Kang, who won the deciding singles rubber at the 2017 SEA Games men's team squash final, has been working on playing at a higher pace and intensity for the last two weeks with Malaysian Elvinn Keo, who used to be ranked in the top 100.

Keo,31, was recently roped in by the Singapore Squash Rackets Association (SSRA) management committee as a sparring partner. He will also feature at the Singapore Open.

Kang explained: "Playing at a higher intensity means taking the ball earlier and volleying more. Sometimes when trying to increase pace you lose accuracy, so playing against these guys helps us get used to the pace so that (our shots) can remain accurate under pressure.


"There are also some specific shots I'm working on, and I'm also trying to be more attacking and use my strengths to expose certain weaknesses in my opponent."

For teammate Au Yeong Wai Yhann, seeded joint-third with Malaysian Aika Azman in the women's draw, this week's tournament is a chance to gauge her level of play against that of her competitors from the region.
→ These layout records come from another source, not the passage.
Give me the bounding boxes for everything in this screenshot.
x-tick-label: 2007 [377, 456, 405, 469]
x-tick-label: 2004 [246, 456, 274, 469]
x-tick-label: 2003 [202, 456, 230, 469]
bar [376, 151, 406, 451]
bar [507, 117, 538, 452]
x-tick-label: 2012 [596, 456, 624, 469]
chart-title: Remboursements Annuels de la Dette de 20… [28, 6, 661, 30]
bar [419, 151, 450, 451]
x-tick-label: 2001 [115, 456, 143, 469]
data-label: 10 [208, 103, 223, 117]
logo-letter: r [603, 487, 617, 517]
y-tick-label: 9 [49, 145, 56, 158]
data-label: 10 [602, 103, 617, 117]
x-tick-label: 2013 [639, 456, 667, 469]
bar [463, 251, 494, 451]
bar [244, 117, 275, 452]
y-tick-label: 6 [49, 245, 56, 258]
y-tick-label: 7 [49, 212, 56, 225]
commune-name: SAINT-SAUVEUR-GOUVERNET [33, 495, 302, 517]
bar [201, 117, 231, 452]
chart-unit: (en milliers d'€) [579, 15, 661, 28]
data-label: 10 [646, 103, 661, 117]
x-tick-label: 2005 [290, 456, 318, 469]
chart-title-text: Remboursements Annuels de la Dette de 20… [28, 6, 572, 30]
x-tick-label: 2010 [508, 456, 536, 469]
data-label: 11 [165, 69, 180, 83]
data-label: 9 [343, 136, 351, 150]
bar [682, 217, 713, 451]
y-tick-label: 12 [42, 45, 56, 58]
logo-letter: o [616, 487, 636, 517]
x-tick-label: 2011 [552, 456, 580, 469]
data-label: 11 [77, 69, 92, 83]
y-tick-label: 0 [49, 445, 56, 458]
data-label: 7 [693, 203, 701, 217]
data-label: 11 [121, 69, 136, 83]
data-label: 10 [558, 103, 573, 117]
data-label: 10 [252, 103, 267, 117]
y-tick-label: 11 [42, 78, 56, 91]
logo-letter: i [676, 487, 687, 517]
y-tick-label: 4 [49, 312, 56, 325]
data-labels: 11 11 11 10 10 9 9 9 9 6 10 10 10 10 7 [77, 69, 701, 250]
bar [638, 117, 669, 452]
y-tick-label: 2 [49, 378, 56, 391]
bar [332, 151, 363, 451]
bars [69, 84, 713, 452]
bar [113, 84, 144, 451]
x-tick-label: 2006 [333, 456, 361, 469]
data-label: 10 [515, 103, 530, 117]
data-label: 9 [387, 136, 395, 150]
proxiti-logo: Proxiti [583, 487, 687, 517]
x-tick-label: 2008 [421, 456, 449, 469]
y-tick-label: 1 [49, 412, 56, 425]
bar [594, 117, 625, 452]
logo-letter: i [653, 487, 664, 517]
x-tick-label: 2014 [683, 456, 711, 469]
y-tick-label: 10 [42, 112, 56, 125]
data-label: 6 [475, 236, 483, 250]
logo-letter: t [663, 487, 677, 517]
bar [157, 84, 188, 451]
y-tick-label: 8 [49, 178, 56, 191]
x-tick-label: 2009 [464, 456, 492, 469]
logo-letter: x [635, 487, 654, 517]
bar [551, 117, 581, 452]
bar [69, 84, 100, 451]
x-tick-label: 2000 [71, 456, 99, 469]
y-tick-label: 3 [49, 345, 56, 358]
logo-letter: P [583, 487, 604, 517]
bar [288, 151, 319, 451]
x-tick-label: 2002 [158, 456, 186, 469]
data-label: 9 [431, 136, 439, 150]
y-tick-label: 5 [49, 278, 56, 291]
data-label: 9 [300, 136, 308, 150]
Referring to the top two seeds, World No. 81 Lai Wen Li of Malaysia and 91st-ranked Jemyca Aribado of the Philippines, Au Yeong said: "They're likely to be opponents I face at the SEA Games. For the past few months my coach and I have been working on strengthening my basic game and now that that has settled, we're moving into more tactical and aggressive play."

The top eight seeds in the women's draw hail from South-east Asian nations, which SSRA president Patrick Thio said "clearly signals we are getting noticed internationally."

He added: "The presence of these international players will also be an opportunity for our own players to compete out of their comfort zone ahead of the SEA Games in Manila. For the squash fans, there are bound to be some exciting matches in store for them."